Overall, I don't think so. There are really two sets of standards, for safety and for efficacy, and neither are really set in stone. From drug to drug and disease to disease, things can slide around - which is how it should be. Safety is an open-ended problem that has to be addressed by closed-ended regulatory solutions, and as time goes one, the bar is raised. We know a lot more that we used to about, say, QT-interval prolongation as a cardiac side effect, and that means that we have to test for it instead of crossing our fingers. If this weren't getting harder, neither the drug companies nor the FDA would be doing their jobs.
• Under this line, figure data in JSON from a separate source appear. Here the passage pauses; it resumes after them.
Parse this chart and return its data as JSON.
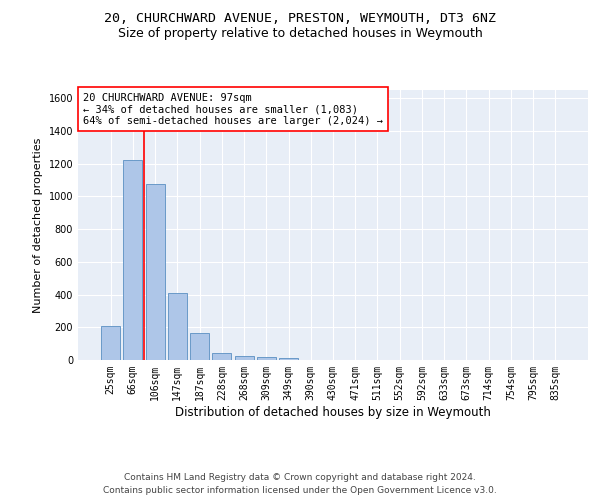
{
  "title1": "20, CHURCHWARD AVENUE, PRESTON, WEYMOUTH, DT3 6NZ",
  "title2": "Size of property relative to detached houses in Weymouth",
  "xlabel": "Distribution of detached houses by size in Weymouth",
  "ylabel": "Number of detached properties",
  "categories": [
    "25sqm",
    "66sqm",
    "106sqm",
    "147sqm",
    "187sqm",
    "228sqm",
    "268sqm",
    "309sqm",
    "349sqm",
    "390sqm",
    "430sqm",
    "471sqm",
    "511sqm",
    "552sqm",
    "592sqm",
    "633sqm",
    "673sqm",
    "714sqm",
    "754sqm",
    "795sqm",
    "835sqm"
  ],
  "values": [
    205,
    1225,
    1075,
    410,
    163,
    45,
    27,
    17,
    14,
    0,
    0,
    0,
    0,
    0,
    0,
    0,
    0,
    0,
    0,
    0,
    0
  ],
  "bar_color": "#aec6e8",
  "bar_edge_color": "#5a8fc2",
  "vline_x": 1.5,
  "vline_color": "red",
  "annotation_text": "20 CHURCHWARD AVENUE: 97sqm\n← 34% of detached houses are smaller (1,083)\n64% of semi-detached houses are larger (2,024) →",
  "annotation_box_color": "white",
  "annotation_box_edge_color": "red",
  "ylim": [
    0,
    1650
  ],
  "yticks": [
    0,
    200,
    400,
    600,
    800,
    1000,
    1200,
    1400,
    1600
  ],
  "footnote1": "Contains HM Land Registry data © Crown copyright and database right 2024.",
  "footnote2": "Contains public sector information licensed under the Open Government Licence v3.0.",
  "bg_color": "#e8eef7",
  "grid_color": "white",
  "title1_fontsize": 9.5,
  "title2_fontsize": 9,
  "xlabel_fontsize": 8.5,
  "ylabel_fontsize": 8,
  "tick_fontsize": 7,
  "annotation_fontsize": 7.5,
  "footnote_fontsize": 6.5
}
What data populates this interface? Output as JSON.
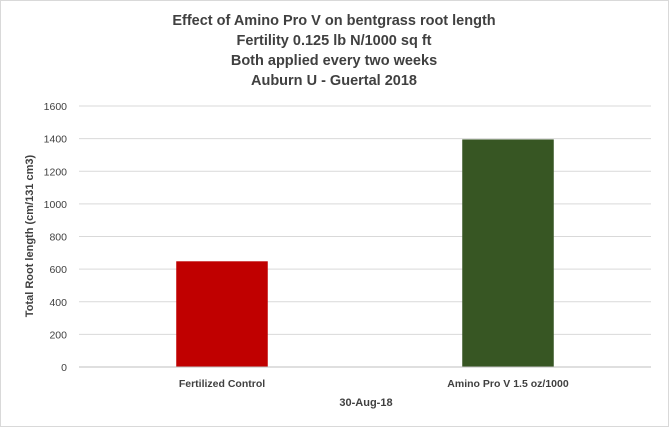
{
  "chart_data": {
    "type": "bar",
    "title_lines": [
      "Effect of Amino Pro V on bentgrass root length",
      "Fertility 0.125 lb N/1000 sq ft",
      "Both applied every two weeks",
      "Auburn U - Guertal 2018"
    ],
    "categories": [
      "Fertilized Control",
      "Amino Pro V 1.5 oz/1000"
    ],
    "values": [
      648,
      1395
    ],
    "colors": [
      "#c00000",
      "#375623"
    ],
    "xlabel": "30-Aug-18",
    "ylabel": "Total Root length (cm/131 cm3)",
    "ylim": [
      0,
      1600
    ],
    "yticks": [
      0,
      200,
      400,
      600,
      800,
      1000,
      1200,
      1400,
      1600
    ],
    "grid": true,
    "legend": "none"
  }
}
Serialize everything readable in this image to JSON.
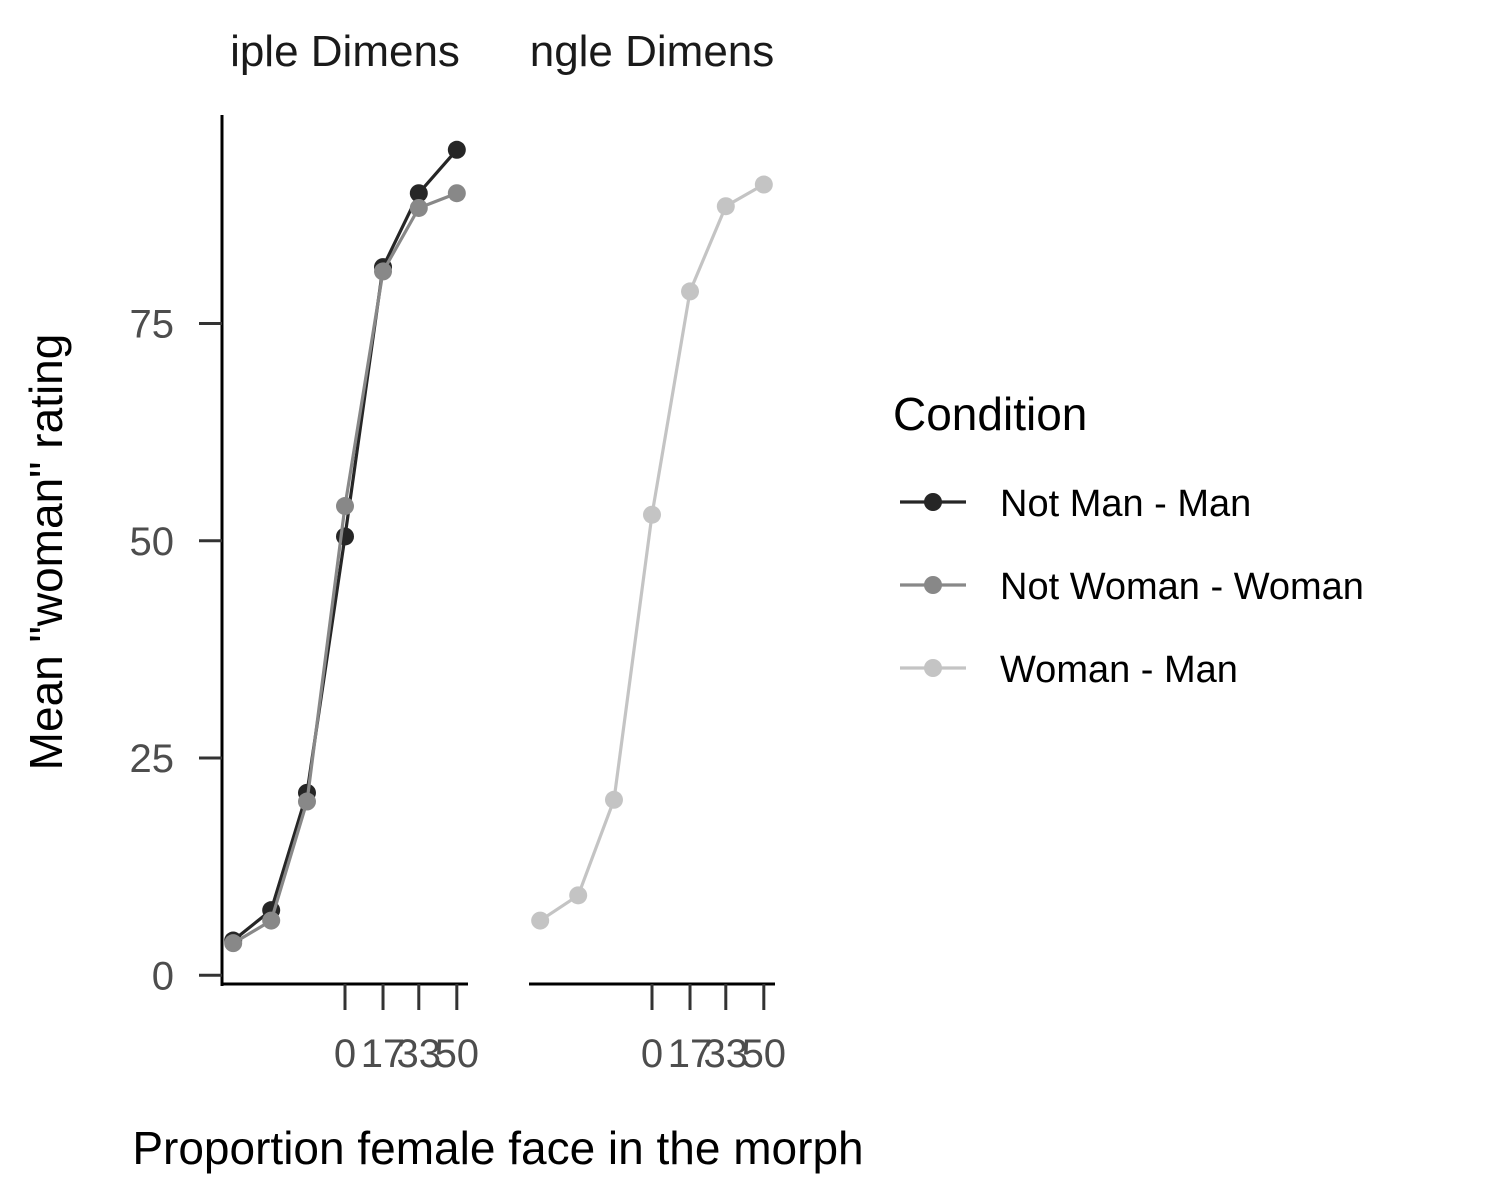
{
  "chart_data": {
    "type": "line",
    "xlabel": "Proportion female face in the morph",
    "ylabel": "Mean \"woman\" rating",
    "x_tick_labels": [
      "0",
      "17",
      "33",
      "50"
    ],
    "x_ticks": [
      0,
      17,
      33,
      50
    ],
    "x": [
      -50,
      -33,
      -17,
      0,
      17,
      33,
      50
    ],
    "xlim": [
      -55,
      55
    ],
    "y_ticks": [
      0,
      25,
      50,
      75
    ],
    "ylim": [
      -1,
      99
    ],
    "panels": [
      {
        "strip_label": "iple Dimens",
        "series": [
          {
            "name": "Not Man - Man",
            "color": "#262626",
            "values": [
              4,
              7.5,
              21,
              50.5,
              81.5,
              90,
              95
            ]
          },
          {
            "name": "Not Woman - Woman",
            "color": "#888888",
            "values": [
              3.7,
              6.3,
              20,
              54,
              81,
              88.3,
              90
            ]
          }
        ]
      },
      {
        "strip_label": "ngle Dimens",
        "series": [
          {
            "name": "Woman - Man",
            "color": "#c4c4c4",
            "values": [
              6.3,
              9.2,
              20.2,
              53,
              78.7,
              88.5,
              91
            ]
          }
        ]
      }
    ],
    "legend": {
      "title": "Condition",
      "position": "right",
      "entries": [
        {
          "label": "Not Man - Man",
          "color": "#262626"
        },
        {
          "label": "Not Woman - Woman",
          "color": "#888888"
        },
        {
          "label": "Woman - Man",
          "color": "#c4c4c4"
        }
      ]
    },
    "grid": false
  }
}
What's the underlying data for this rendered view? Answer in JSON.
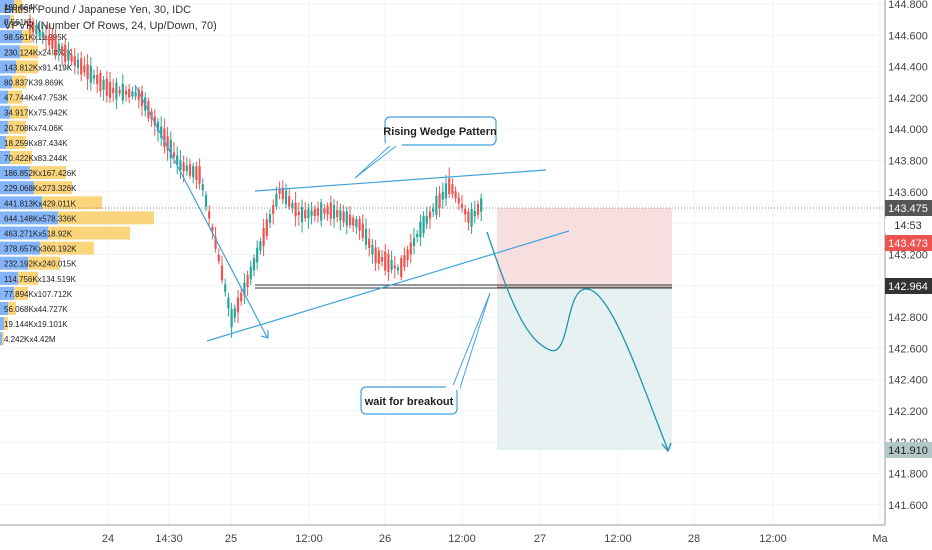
{
  "header": {
    "symbol_title": "British Pound / Japanese Yen, 30, IDC",
    "indicator": "VPVR (Number Of Rows, 24, Up/Down, 70)"
  },
  "annotations": {
    "pattern_label": "Rising Wedge Pattern",
    "breakout_label": "wait for breakout"
  },
  "price_axis": {
    "ticks": [
      "144.800",
      "144.600",
      "144.400",
      "144.200",
      "144.000",
      "143.800",
      "143.600",
      "143.400",
      "143.200",
      "143.000",
      "142.800",
      "142.600",
      "142.400",
      "142.200",
      "142.000",
      "141.800",
      "141.600"
    ],
    "last_price": "143.475",
    "countdown": "14:53",
    "bid_price": "143.473",
    "level_price": "142.964",
    "target_price": "141.910"
  },
  "time_axis": {
    "labels": [
      "24",
      "14:30",
      "25",
      "12:00",
      "26",
      "12:00",
      "27",
      "12:00",
      "28",
      "12:00",
      "Ma"
    ]
  },
  "volume_profile": {
    "rows": [
      "189.664K",
      "8.561K",
      "98.561Kx11.295K",
      "230.124Kx24.872K",
      "143.812Kx91.419K",
      "80.837K39.869K",
      "47.744Kx47.753K",
      "34.917Kx75.942K",
      "20.708Kx74.06K",
      "18.259Kx87.434K",
      "70.422Kx83.244K",
      "186.852Kx167.426K",
      "229.068Kx273.326K",
      "441.813Kx429.011K",
      "644.148Kx578.336K",
      "463.271Kx518.92K",
      "378.657Kx360.192K",
      "232.192Kx240.015K",
      "114.756Kx134.519K",
      "77.894Kx107.712K",
      "56.068Kx44.727K",
      "19.144Kx19.101K",
      "4.242Kx4.42M"
    ],
    "up_color": "#5b9cf6",
    "down_color": "#f9c74f"
  },
  "colors": {
    "bull": "#26a69a",
    "bear": "#ef5350",
    "wedge": "#3fa3dd",
    "stop_zone": "#f7d9d9",
    "target_zone": "#e6f0f0",
    "path": "#2196a8",
    "price_box": "#555555",
    "bid_box": "#ef5350",
    "target_box": "#b2c7c7"
  },
  "chart_data": {
    "type": "candlestick",
    "symbol": "British Pound / Japanese Yen",
    "interval": "30",
    "source": "IDC",
    "ylim": [
      141.4,
      144.85
    ],
    "last_price": 143.475,
    "key_level": 142.964,
    "target": 141.91,
    "wedge_upper": [
      [
        143.63,
        "25 05:00"
      ],
      [
        143.73,
        "26 23:00"
      ]
    ],
    "wedge_lower": [
      [
        142.82,
        "24 22:00"
      ],
      [
        143.29,
        "26 23:00"
      ]
    ],
    "projection": "bearish breakout to 141.910"
  }
}
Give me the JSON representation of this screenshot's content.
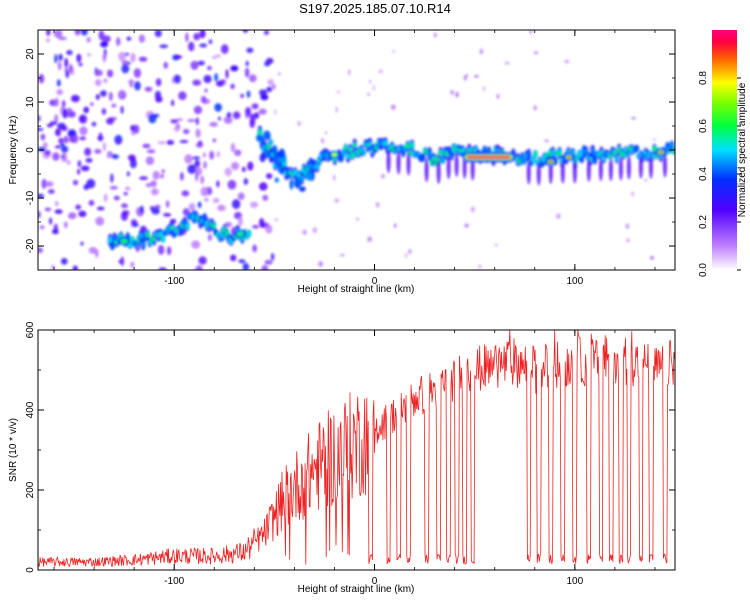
{
  "title": "S197.2025.185.07.10.R14",
  "chart_data": [
    {
      "type": "heatmap",
      "xlabel": "Height of straight line (km)",
      "ylabel": "Frequency (Hz)",
      "colorbar_label": "Normalized spectral amplitude",
      "xlim": [
        -168,
        150
      ],
      "ylim": [
        -25,
        25
      ],
      "xticks": [
        -100,
        0,
        100
      ],
      "yticks": [
        -20,
        -10,
        0,
        10,
        20
      ],
      "colorbar_ticks": [
        "0.0",
        "0.2",
        "0.4",
        "0.6",
        "0.8"
      ],
      "colorbar_range": [
        0,
        1
      ],
      "colormap": [
        "#ffffff",
        "#a000ff",
        "#0000ff",
        "#00c8ff",
        "#00ff00",
        "#ffff00",
        "#ff0000",
        "#ff00ff"
      ],
      "ridge": {
        "x": [
          -125,
          -110,
          -100,
          -90,
          -80,
          -70,
          -62,
          -58,
          -50,
          -40,
          -30,
          -20,
          -10,
          0,
          10,
          20,
          30,
          40,
          50,
          60,
          70,
          80,
          90,
          100,
          110,
          120,
          130,
          140,
          150
        ],
        "y": [
          -19,
          -18.5,
          -17,
          -14,
          -17,
          -18,
          -17,
          3,
          -2,
          -6,
          -3,
          -1,
          0,
          1,
          0.5,
          0,
          -2,
          0,
          -1,
          -1,
          -1,
          -2,
          -1.5,
          -1.5,
          -1,
          -1,
          -0.5,
          -0.5,
          0
        ]
      },
      "peak_segments": [
        {
          "x": [
            46,
            68
          ],
          "y": -1.5,
          "level": 1.0
        },
        {
          "x": 88,
          "y": -2.5,
          "level": 0.95
        },
        {
          "x": 97,
          "y": -1.5,
          "level": 0.9
        },
        {
          "x": 143,
          "y": -0.5,
          "level": 0.9
        },
        {
          "x": -20,
          "y": -1,
          "level": 0.75
        },
        {
          "x": -125,
          "y": -19,
          "level": 0.6
        },
        {
          "x": -67,
          "y": -17.5,
          "level": 0.55
        }
      ]
    },
    {
      "type": "line",
      "xlabel": "Height of straight line (km)",
      "ylabel": "SNR (10 * v/v)",
      "xlim": [
        -168,
        150
      ],
      "ylim": [
        0,
        600
      ],
      "xticks": [
        -100,
        0,
        100
      ],
      "yticks": [
        0,
        200,
        400,
        600
      ],
      "color": "#ee2222",
      "envelope": {
        "x": [
          -168,
          -140,
          -120,
          -100,
          -80,
          -65,
          -55,
          -45,
          -35,
          -25,
          -15,
          -5,
          0,
          10,
          20,
          30,
          40,
          50,
          60,
          70,
          80,
          90,
          100,
          110,
          120,
          130,
          140,
          150
        ],
        "y": [
          20,
          20,
          25,
          35,
          35,
          45,
          90,
          180,
          230,
          270,
          300,
          330,
          350,
          390,
          430,
          450,
          480,
          500,
          510,
          520,
          500,
          510,
          520,
          520,
          530,
          520,
          500,
          520
        ]
      },
      "dropouts": [
        [
          -3,
          -1
        ],
        [
          6,
          8
        ],
        [
          11,
          13
        ],
        [
          16,
          18
        ],
        [
          25,
          27
        ],
        [
          31,
          33
        ],
        [
          36,
          38
        ],
        [
          40,
          42
        ],
        [
          44,
          46
        ],
        [
          48,
          50
        ],
        [
          76,
          78
        ],
        [
          81,
          83
        ],
        [
          87,
          89
        ],
        [
          93,
          95
        ],
        [
          99,
          101
        ],
        [
          106,
          108
        ],
        [
          112,
          114
        ],
        [
          117,
          119
        ],
        [
          122,
          124
        ],
        [
          126,
          128
        ],
        [
          132,
          134
        ],
        [
          137,
          139
        ],
        [
          144,
          146
        ]
      ]
    }
  ]
}
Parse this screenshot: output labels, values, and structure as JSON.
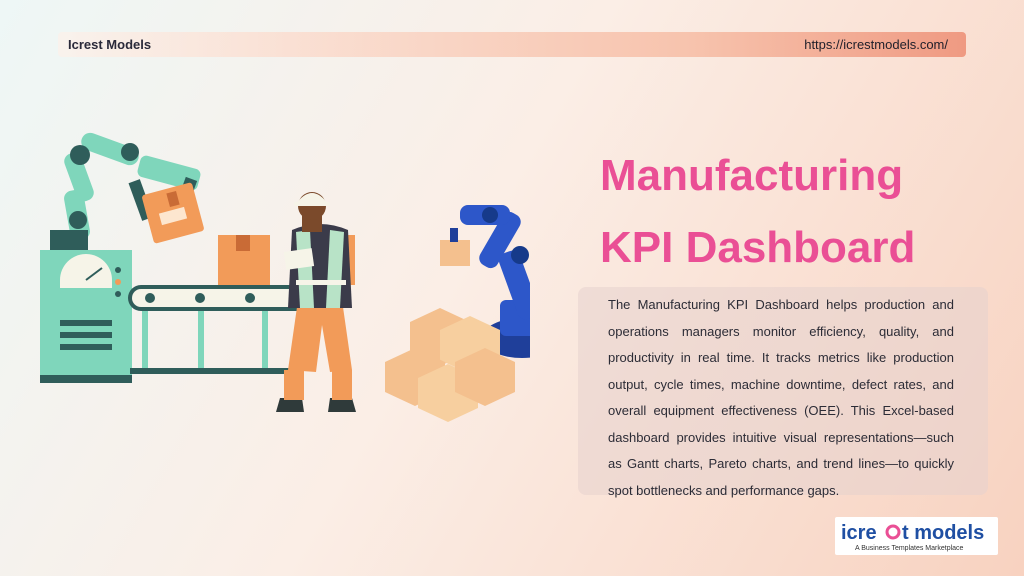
{
  "header": {
    "brand": "Icrest Models",
    "url": "https://icrestmodels.com/"
  },
  "hero": {
    "title_line1": "Manufacturing",
    "title_line2": "KPI Dashboard",
    "description": "The Manufacturing KPI Dashboard helps production and operations managers monitor efficiency, quality, and productivity in real time. It tracks metrics like production output, cycle times, machine downtime, defect rates, and overall equipment effectiveness (OEE). This Excel-based dashboard provides intuitive visual representations—such as Gantt charts, Pareto charts, and trend lines—to quickly spot bottlenecks and performance gaps."
  },
  "logo": {
    "text": "icrest models",
    "tagline": "A Business Templates Marketplace"
  },
  "colors": {
    "accent": "#ea4f95",
    "header_bar": "#f7c3ad",
    "logo_blue": "#1f4fa3"
  },
  "illustration": {
    "icons": [
      "robotic-arm-icon",
      "factory-machine-icon",
      "conveyor-belt-icon",
      "worker-icon",
      "blue-robot-arm-icon",
      "box-stack-icon"
    ]
  }
}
As for efficacy, I see the suggestion every so often that this requirement be done away with. I'm firmly opposed to that idea. It would open the door to even more Miraculous Herbal Tonics than we have already - all you'd need to do to get past the safety requirement is make sure your snake-oil doesn't have anything active in it. Honestly, you'd have people springing up selling powdered drink mix at $5 the glass to cleanse your liver, grow new hair, and make your genitalia go out in the morning and fetch the newspaper. What? You say we have that already? Well, now they'd be "FDA-approved" on top of it.

No, I'm all for making companies show that their drugs actually do something. In fact, I'm all for making sure that any medicine entering a served market is tested head-to-head with the competition. Of course, this is often mandated already. And companies often do it themselves so they'll have an edge in marketing - exceptwhen it's a patent extension of one of their own drugs. As I mentioned a while back, I'd make Astra-Zeneca test Nexium against Prilosec, for example, and we'd see who's fooling whom.

There's no doubt that the FDA's gotten pickier in the last couple of years, and all of us in the industry are feeling it. But it hasn't gotten to the point where I think they're stepping over the line.